The Annual General Meeting of shareholders is held at the Company’s registered office or at any other place in the Grand Duchy of Luxembourg, on the first Thursday in April at 10.30 a.m.
Attendance and Voting
Any regularly constituted ordinary or extraordinary meeting of shareholders represents the entire body of shareholders of the Company.
Any shareholder who is recorded in the Company’s shareholder register at least eight business days before the meeting is authorised to attend and to vote at the meeting. Absent shareholders may act at any meeting by appointing a proxy who does not need to be a shareholder.
Each registered shareholder receives notice of the meeting, including the time of the meeting, the agenda as well as the draft resolutions to be proposed for approval to the meeting, by registered mail at least twenty days prior to the meeting. At the same time, each shareholder receives a copy of the annual accounts and the consolidated accounts, including the balance sheets and the profit and loss accounts of the Company.

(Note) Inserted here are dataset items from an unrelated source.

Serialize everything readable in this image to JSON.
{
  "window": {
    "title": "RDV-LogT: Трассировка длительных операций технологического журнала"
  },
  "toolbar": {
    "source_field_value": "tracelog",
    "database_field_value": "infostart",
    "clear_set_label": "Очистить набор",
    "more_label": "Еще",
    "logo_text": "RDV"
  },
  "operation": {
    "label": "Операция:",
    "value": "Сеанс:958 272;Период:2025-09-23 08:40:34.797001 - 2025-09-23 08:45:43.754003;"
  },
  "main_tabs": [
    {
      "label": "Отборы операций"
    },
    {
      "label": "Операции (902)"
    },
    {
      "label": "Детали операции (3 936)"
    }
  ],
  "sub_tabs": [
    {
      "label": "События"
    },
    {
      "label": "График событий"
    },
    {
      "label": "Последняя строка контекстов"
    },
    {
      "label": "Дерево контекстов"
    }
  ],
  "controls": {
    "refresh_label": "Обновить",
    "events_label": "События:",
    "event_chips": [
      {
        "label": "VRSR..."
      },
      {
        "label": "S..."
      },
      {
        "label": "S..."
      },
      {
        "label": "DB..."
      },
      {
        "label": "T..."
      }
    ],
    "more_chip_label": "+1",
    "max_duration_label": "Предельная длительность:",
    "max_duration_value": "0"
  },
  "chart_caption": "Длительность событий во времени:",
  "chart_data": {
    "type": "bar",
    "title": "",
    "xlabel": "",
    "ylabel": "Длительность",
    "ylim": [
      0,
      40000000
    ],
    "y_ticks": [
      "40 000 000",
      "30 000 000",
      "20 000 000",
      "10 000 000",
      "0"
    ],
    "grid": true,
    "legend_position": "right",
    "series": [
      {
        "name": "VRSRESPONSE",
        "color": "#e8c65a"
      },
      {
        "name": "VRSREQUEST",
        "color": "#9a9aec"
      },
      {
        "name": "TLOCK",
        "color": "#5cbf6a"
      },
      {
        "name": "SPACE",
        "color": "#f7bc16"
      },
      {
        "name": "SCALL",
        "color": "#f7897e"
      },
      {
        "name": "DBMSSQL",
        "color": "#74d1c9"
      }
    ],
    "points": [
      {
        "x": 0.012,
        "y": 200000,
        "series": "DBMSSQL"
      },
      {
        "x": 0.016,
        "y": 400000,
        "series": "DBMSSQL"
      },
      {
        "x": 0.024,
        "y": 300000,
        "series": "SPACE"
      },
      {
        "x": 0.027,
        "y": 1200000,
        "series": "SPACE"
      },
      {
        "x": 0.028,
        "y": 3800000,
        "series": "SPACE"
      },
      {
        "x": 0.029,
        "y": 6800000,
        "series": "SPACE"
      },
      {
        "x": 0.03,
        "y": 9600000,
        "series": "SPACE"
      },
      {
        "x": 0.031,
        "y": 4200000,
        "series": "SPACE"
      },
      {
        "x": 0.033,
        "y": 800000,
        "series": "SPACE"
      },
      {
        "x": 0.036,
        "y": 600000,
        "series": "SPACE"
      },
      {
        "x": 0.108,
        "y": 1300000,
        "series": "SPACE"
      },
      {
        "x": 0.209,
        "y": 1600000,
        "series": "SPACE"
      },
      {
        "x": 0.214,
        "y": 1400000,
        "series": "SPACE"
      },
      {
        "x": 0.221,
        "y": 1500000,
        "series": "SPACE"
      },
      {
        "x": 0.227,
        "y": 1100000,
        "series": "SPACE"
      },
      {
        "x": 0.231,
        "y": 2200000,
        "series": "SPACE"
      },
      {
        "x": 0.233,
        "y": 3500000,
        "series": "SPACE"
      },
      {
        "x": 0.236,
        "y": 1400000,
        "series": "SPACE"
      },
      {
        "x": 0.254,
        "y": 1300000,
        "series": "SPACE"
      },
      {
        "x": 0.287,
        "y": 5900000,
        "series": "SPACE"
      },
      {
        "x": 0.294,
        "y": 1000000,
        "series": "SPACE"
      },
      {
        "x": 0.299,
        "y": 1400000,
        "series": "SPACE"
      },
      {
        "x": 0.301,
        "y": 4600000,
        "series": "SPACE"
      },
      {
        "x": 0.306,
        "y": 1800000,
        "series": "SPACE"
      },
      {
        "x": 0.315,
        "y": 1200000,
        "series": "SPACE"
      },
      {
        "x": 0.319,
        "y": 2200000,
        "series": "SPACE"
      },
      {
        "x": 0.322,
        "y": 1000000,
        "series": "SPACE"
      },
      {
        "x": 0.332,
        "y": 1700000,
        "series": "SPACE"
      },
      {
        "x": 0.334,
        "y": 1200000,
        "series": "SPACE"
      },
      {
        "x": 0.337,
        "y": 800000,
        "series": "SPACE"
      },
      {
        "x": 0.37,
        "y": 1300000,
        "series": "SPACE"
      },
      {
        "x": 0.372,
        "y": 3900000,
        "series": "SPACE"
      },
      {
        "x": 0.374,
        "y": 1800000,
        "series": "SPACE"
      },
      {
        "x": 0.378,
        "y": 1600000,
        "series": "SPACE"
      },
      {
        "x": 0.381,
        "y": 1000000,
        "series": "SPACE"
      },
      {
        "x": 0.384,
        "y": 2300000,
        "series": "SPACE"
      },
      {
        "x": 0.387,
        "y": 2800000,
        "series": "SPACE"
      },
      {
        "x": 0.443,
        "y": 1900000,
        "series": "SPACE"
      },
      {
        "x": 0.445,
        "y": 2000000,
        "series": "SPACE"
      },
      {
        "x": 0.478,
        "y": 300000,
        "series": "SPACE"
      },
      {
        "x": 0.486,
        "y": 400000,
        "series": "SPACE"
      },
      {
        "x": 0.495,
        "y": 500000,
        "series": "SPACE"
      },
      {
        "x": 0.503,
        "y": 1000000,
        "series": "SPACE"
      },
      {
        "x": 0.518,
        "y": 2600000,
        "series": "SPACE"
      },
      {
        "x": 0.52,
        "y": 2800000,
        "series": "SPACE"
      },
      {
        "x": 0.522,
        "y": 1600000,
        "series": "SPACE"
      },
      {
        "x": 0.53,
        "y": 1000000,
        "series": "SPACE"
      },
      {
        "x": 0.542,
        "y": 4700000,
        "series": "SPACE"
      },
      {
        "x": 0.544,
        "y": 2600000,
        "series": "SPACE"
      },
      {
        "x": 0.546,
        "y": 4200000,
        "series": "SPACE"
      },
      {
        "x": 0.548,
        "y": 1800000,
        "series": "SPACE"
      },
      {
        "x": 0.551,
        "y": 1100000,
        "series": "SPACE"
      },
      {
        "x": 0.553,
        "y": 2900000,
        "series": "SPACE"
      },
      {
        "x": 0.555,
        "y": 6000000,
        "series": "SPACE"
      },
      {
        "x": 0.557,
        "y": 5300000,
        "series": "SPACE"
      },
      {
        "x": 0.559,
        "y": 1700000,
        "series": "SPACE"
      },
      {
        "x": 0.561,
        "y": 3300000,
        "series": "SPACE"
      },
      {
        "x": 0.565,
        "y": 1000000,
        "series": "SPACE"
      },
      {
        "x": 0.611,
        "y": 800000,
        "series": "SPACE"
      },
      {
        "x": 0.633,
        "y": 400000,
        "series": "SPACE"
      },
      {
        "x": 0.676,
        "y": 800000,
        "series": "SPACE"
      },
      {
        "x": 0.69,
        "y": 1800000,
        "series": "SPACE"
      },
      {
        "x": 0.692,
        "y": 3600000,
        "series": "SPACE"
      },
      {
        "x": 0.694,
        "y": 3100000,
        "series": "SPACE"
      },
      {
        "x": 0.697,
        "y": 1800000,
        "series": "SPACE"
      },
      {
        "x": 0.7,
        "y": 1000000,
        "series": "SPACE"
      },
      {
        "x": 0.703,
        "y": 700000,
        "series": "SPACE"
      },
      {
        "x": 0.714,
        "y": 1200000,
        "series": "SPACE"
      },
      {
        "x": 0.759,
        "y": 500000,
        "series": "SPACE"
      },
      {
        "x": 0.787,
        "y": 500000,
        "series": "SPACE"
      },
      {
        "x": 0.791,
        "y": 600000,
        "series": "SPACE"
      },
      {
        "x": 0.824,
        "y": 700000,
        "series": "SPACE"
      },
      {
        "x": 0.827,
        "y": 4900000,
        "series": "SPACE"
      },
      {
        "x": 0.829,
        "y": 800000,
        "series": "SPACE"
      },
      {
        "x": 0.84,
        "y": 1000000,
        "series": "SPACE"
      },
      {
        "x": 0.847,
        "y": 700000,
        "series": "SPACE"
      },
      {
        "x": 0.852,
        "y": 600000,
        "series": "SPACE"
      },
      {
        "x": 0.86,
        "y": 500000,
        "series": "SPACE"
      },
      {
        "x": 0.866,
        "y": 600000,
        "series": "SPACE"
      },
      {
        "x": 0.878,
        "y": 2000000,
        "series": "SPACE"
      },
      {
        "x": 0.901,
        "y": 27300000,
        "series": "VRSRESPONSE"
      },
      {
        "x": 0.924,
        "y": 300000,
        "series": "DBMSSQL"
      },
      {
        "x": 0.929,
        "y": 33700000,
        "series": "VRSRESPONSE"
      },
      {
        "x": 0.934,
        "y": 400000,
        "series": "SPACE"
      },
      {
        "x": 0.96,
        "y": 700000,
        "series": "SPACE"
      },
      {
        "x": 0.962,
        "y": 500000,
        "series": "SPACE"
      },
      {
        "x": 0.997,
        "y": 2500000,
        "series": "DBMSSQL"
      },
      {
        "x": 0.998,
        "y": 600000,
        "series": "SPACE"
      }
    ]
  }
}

Holders of the Company’s FDRs are represented at the meeting by Banque et Caisse d’Epargne de l’Etat, acting as Fiduciary. Each FDR represents one Class-A share. If a holder of FDRs wishes to attend the Annual General Meeting of shareholders in person he needs to convert at least one FDR into an A share. The Fiduciary gives notice of the meeting and of the proposed resolutions to the FDR holders by publishing a notice in the press. FDR holders need to give their voting instructions to the Fiduciary in time for the meeting. Unless the Fiduciary has received specific instructions from the holders of FDRs, the Fiduciary votes in favour of the proposals submitted by the Board.
The Annual General Meeting of shareholders may deliberate validly only if at least half of the shares of Class-A and at least half of the shares of Class-B are represented.
In the event that the required quorum is not met, the meeting will be reconvened; it may then validly deliberate without consideration of the number of represented shares.
The resolutions of the meeting are adopted by a simple majority vote, except if otherwise provided for by the articles of incorporation or by law.
Resolutions passed by the Annual General Meeting of shareholders are binding upon all the shareholders, whether absent, abstaining from voting or voting against the resolution.